Maple trees have a secret plan to take over the world, full stop.
You may find this ridiculous or amusing, but it’s true. I have been tracking maple tree behavior for six years, and they are winning. Don’t believe me? Check for yourself. Find an abandoned lot or any place with soil that is not carefully tended. Get close to the ground and look around quickly—I guarantee there will be maple saplings. Now, try pulling one up. If it’s more than three inches tall, it will barely budge. Break it off at ground level, come back in two-three weeks, and it will be back, strong as ever.
I willingly accept my role in the vanguard to protect against this conspiracy, which is why I pull up every maple sapling in my garden on a regular basis. My vigilance in protecting my garden is how I discovered the conspiracy. Maple trees shed little helicopter-ish seeds each spring, and the wind blows them everywhere. It is not surprising then that I find maple saplings everywhere in the spring or even summer. But why do I find two-inch tall saplings in November??? Where have they been hiding for seven months?
Hiding is close to a superpower for saplings. They are under hostas, buried in patches of canna, and in my plant pots on the deck. Black-eyed Susans spread relentlessly, yet there are always maples embedded with them. Sometimes, I have had to dig up flowers to get rid of maple saplings. Mulch blocks weeds, but maples love it.
I look over my garden regularly. And yet, somehow, saplings manage to grow six inches tall hidden amid the flowers before being discovered. If I didn’t know better, I would swear someone is planting them on purpose. I considered blaming the squirrels, but they specialize in walnut and pecan trees, which is why a stubborn walnut tree is growing in the middle of my salvia.
Look at any images where land has been reclaimed by wilderness, and you will see very few elms, oaks, or pines. There may be a few of those, but it’s just to makes things look legit. But look closer, and there will be at least three maples for every other kind of tree.

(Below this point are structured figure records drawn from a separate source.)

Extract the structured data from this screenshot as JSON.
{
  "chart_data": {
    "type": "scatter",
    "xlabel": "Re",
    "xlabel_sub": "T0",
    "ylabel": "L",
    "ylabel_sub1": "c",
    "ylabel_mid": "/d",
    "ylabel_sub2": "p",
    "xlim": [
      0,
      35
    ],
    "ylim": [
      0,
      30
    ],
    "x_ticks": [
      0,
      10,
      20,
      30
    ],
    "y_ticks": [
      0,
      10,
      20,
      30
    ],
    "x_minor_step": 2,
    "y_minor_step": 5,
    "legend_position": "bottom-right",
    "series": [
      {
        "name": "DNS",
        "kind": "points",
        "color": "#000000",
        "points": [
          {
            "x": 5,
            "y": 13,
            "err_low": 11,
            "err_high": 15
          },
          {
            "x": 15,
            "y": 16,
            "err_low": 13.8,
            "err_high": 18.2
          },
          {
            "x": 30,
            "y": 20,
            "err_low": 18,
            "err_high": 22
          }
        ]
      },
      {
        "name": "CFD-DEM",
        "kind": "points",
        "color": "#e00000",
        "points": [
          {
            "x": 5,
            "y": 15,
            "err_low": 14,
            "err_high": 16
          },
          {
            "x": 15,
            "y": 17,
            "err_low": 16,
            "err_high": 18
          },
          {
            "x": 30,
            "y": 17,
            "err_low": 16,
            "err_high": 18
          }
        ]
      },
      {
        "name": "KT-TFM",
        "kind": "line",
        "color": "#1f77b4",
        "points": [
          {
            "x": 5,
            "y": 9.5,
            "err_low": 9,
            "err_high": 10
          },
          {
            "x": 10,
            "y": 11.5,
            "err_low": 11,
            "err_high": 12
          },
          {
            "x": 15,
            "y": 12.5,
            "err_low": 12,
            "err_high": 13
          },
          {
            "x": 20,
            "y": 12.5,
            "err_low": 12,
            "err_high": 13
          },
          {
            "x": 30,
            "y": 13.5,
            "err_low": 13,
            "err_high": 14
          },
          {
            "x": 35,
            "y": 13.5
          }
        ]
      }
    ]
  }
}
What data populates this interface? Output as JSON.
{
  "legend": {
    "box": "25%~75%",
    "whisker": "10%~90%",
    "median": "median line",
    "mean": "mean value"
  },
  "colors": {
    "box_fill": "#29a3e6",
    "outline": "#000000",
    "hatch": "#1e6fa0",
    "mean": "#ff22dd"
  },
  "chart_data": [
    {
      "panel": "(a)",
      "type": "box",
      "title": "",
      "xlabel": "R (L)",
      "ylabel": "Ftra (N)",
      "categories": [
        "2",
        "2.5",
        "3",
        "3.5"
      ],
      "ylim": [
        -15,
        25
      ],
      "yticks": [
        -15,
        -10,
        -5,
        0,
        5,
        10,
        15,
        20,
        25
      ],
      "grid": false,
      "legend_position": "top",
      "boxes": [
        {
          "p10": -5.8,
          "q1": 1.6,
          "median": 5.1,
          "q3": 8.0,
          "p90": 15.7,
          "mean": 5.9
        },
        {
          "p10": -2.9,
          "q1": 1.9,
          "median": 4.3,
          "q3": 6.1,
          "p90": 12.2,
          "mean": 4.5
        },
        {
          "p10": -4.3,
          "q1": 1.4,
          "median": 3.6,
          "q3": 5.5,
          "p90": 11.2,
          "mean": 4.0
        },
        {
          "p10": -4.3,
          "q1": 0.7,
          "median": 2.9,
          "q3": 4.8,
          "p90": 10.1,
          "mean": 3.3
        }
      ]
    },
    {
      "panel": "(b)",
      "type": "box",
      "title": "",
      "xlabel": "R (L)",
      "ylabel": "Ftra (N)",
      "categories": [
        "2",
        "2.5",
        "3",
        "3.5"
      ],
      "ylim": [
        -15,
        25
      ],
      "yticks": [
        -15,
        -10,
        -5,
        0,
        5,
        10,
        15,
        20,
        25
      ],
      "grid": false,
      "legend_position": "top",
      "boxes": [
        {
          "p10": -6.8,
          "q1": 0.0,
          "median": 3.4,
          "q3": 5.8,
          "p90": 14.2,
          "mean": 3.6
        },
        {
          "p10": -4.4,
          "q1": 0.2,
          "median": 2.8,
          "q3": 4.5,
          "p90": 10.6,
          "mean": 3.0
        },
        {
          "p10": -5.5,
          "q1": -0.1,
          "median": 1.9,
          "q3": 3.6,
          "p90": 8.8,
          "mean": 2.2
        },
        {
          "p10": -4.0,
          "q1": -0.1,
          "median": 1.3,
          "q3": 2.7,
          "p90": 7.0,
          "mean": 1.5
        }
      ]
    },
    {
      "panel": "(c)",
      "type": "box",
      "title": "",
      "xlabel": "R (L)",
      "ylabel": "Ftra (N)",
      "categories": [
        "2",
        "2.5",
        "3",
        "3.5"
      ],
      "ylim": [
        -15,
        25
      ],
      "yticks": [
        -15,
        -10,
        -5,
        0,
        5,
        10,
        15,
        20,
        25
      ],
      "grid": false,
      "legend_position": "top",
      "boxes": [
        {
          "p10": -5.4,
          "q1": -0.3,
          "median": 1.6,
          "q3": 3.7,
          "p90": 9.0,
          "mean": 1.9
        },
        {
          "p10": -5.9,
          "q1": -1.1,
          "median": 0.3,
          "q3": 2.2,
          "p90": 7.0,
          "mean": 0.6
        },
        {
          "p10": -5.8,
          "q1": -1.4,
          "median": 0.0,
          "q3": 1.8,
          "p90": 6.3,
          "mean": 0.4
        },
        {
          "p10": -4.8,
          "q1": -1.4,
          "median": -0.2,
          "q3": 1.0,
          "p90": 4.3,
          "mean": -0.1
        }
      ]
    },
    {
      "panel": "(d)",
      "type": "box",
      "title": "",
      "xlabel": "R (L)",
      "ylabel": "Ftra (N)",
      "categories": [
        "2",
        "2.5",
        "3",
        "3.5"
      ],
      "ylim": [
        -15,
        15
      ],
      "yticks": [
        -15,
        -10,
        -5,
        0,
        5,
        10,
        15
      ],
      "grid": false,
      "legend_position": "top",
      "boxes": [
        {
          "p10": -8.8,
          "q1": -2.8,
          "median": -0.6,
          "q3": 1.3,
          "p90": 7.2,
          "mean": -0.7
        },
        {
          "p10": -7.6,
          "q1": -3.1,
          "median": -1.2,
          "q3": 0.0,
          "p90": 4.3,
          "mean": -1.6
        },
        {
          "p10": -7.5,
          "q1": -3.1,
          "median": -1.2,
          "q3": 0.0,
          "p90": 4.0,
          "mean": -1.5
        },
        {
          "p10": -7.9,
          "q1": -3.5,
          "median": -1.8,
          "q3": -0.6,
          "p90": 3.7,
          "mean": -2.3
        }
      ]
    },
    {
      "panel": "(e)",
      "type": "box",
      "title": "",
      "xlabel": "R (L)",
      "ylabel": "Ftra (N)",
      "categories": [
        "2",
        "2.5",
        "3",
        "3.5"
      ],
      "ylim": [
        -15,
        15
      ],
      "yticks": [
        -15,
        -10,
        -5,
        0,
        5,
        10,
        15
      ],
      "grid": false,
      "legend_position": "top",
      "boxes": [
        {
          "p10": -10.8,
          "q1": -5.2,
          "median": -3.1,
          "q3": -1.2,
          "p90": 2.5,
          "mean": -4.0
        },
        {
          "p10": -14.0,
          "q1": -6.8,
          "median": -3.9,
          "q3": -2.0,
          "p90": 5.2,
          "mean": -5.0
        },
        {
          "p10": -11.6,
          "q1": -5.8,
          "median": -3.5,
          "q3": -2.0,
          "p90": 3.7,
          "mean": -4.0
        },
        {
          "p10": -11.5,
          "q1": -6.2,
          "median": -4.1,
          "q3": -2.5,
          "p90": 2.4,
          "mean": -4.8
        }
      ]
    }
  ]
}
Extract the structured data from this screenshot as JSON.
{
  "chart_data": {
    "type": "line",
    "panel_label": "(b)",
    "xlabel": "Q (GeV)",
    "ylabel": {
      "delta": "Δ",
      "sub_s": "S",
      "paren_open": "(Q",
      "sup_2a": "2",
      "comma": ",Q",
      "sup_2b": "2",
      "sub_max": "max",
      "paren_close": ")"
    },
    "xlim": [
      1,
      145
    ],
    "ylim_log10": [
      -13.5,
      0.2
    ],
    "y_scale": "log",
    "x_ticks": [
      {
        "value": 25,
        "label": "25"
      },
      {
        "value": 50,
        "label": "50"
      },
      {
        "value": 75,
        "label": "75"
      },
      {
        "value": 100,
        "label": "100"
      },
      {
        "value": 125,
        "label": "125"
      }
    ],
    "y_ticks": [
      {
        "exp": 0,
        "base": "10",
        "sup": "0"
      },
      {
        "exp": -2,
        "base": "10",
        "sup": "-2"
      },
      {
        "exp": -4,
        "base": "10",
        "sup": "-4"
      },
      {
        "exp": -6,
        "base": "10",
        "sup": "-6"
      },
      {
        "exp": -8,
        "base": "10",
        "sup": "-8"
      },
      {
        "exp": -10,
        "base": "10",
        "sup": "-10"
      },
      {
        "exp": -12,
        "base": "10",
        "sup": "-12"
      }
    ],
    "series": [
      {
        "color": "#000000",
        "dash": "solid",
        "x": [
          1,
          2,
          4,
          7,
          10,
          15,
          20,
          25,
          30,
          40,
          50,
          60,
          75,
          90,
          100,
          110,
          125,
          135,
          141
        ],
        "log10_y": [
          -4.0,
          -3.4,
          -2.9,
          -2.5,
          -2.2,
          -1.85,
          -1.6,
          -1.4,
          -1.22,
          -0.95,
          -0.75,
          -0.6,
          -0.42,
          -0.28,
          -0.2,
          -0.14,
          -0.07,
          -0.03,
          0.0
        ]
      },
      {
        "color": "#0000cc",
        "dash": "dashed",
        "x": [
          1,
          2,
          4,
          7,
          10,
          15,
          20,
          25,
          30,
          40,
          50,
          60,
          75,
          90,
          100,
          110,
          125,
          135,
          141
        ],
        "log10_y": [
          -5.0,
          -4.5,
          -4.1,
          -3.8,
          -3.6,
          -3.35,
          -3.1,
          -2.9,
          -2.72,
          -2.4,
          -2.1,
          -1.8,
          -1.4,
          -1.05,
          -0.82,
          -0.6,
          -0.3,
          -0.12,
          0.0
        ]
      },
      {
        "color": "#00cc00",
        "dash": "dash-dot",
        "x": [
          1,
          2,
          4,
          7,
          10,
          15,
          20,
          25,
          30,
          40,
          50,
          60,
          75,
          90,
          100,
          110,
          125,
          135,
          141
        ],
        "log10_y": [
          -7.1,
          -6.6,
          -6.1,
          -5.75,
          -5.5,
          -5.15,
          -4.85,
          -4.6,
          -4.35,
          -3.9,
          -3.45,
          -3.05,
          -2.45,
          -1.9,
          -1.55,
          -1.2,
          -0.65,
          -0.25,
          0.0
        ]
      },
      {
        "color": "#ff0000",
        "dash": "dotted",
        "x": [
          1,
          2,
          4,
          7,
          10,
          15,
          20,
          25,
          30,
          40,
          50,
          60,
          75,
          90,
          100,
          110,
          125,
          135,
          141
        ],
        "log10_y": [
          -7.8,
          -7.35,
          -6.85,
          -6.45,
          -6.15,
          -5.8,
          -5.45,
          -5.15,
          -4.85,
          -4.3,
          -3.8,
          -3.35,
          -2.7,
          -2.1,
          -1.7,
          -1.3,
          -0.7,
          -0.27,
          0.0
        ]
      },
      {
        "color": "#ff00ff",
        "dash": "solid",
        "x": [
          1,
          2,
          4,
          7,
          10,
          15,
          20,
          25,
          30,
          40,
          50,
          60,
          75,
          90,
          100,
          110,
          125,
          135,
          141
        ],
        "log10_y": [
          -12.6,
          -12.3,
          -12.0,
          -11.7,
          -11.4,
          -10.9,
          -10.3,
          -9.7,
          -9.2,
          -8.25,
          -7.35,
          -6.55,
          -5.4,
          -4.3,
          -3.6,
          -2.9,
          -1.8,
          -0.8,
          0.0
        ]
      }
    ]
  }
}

I hate locating and pulling up maple saplings, but that is not the most galling aspect of the conspiracy. No, the most irritating and insulting aspect is the absolute disdain they have for my character and how simpleminded they consider humans in general. A conspiracy this big should be hard to keep secret, but the maples are diabolical. They prey on our weaknesses—syrup and fall colors—all the while laughing at us.
Two years ago, my neighbors next door to the west cut down a maple tree, and within a few months, the neighbors to the east planted a new one. Every autumn, the beautiful red-orange leaves from the new arrival drift confidently into my yard. Around the corner, the street is lined with maples, and autumn brings a golden yellow wall that shimmers against the pale blue sky in the morning light. On those chilly mornings, I look out the breakfast room window at the interplay between color and light, pour warm maple syrup over my pancakes, and curse the saplings in my future—but not out loud (there are maple trees everywhere).